Bei der Verbraucherzen­trale Bayern sind Schlüsseldienste ein häufiges Thema. Immer wieder würden Fälle von extremer Abzocke bekannt, so die Verbraucherschützer. Durchschnittlich koste eine Türöffnung etwa in Bayern tagsüber an Werktagen 71,02 Euro, nachts, sonn- oder feiertags 118,91 Euro. Die Preise wurden durch eine Umfrage unter 600 Schlüsseldiensten bundesweit für jedes Bundesland errechnet. 

„Erheblich darüber oder darunter sollte ein seriöses Angebot eines Schlüsseldienstes nicht liegen“, sagt Rechtsexpertin Tatjana Halm von der Verbraucherzentrale Bayern. Die Tipps der Verbraucherzentrale: Um für den Notfall gerüstet zu sein, suchen Sie am besten generell eine Nummer eines ortsansässigen Schlüsseldienstes in der Nähe ihrer Wohnung heraus. Speichern Sie sich die Nummer in Ihr Handy ein oder kleben einen kleinen Zettel oben an die Haustüre. Wer erst im Ernstfall googelt, sollte vorsichtig sein: Ganz oben in der Suchmaschine werden bezahlte Anzeigen gelistet, die nichts mit der Qualität oder räumlichen Nähe des Dienstes zu tun haben. Bevorzugen Sie ortsansässige Firmen, um die Fahrtkosten gering zu halten. 

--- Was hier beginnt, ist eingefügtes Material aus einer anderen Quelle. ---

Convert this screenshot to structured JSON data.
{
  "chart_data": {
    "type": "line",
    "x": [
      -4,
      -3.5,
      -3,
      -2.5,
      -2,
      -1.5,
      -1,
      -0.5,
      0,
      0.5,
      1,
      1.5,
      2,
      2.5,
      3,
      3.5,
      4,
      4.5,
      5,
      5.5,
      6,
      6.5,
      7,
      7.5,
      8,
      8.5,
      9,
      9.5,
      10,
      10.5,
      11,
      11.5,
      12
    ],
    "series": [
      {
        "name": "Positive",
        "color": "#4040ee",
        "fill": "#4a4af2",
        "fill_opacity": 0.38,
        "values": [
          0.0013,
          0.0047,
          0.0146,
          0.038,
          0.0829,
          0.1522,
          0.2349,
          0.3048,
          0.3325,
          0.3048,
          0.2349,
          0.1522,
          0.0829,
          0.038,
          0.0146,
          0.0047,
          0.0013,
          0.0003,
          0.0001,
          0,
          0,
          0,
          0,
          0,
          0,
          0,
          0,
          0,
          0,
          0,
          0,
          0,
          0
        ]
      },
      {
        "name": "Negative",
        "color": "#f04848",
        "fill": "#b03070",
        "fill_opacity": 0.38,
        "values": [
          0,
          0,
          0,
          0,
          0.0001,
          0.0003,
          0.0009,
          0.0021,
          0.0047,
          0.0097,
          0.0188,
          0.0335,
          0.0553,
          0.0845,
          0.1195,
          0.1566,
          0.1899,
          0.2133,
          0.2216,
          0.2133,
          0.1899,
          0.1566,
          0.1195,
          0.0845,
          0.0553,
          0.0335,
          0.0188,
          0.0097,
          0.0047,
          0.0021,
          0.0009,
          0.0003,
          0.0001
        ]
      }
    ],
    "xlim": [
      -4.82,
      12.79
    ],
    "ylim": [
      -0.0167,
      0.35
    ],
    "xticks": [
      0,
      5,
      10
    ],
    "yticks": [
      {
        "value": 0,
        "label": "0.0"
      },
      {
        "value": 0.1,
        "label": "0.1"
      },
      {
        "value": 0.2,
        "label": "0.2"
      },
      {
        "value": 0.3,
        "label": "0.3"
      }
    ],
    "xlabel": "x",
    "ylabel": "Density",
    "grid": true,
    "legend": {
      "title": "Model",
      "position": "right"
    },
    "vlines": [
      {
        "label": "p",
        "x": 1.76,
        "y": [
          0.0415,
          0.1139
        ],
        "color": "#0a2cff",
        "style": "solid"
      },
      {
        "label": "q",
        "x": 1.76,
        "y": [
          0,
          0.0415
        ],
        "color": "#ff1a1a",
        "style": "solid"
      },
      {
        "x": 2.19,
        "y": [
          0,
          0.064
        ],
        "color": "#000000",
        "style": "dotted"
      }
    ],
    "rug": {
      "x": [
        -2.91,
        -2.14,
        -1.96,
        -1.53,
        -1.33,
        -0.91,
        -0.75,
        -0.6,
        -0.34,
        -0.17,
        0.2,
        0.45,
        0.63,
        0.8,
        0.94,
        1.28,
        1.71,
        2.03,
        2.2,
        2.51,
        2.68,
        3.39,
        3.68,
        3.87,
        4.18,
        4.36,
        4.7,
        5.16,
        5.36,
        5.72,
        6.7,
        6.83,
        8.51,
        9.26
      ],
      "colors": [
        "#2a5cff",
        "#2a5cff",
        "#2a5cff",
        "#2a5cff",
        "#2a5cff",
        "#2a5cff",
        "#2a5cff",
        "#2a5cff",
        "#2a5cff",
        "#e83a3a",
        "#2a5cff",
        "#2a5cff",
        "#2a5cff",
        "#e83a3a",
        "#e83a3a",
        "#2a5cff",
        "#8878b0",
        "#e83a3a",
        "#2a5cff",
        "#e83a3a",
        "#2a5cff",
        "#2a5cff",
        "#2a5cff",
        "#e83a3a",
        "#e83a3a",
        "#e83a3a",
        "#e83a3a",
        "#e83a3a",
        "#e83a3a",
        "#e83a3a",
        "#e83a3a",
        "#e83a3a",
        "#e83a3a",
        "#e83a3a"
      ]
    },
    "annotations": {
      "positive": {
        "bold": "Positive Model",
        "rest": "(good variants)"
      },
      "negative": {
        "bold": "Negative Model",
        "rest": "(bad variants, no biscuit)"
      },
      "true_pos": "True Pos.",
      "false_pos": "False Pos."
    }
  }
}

Was tun bei hoher Rechnung vom Schlüsseldienst?

Achtung: Einige Firmen erwecken den Anschein, eine örtliche Firma zu sein. Tatsächlich landen Sie aber in einer Telefonzen­trale. Fragen Sie immer nach, welche Anfahrtskosten anfallen und wann der Monteur da sein kann. Die Notdienste müssen darüber am Telefon Auskunft geben. Weichen sie aus, rufen Sie jemand anderen an. Machen Sie am Telefon einen Festpreis aus. Ein Auswechseln des Schlosses ist meist nicht nötig. Sie müssen nicht sofort bezahlen, eine normale Handwerkerleistung können Sie per normaler Rechnung begleichen. Auch „Sofortzuschläge“, „Bereitstellungszuschläge“ oder „Spezialwerkzeugkosten“ sind nicht zulässig. 

Rufen Sie die Polizei, wenn Sie unter Druck gesetzt werden. Erstatten Sie Anzeige wegen Wuchers bei der Polizei. Als Wucher gilt nach gängiger Rechtslage, wenn das Doppelte des üblichen Preises oder mehr verlangt wird. Bestehen Sie darauf, dass die Anzeige angenommen wird. Bei der Suche nach einem seriösen Schlüsseldienst kann auch der neue Service „Schlüsseldienst zum Festpreis“ der Gelben Seiten helfen (schluesseldienst.gelbeseiten.de, 0800/333 8 111). In 20 deutschen Städten ist der Dienst mittlerweile verfügbar, auch in München. Der Festpreis sei garantiert, so Geschäftsführer Stephan Theiß. Preise: etwa bei verschlossenen Türen werktags zwischen 8 und 20 Uhr 99 Euro und bei lediglich zugefallenen Türen 69 Euro plus je pauschal 20 Euro für Fahrtkosten.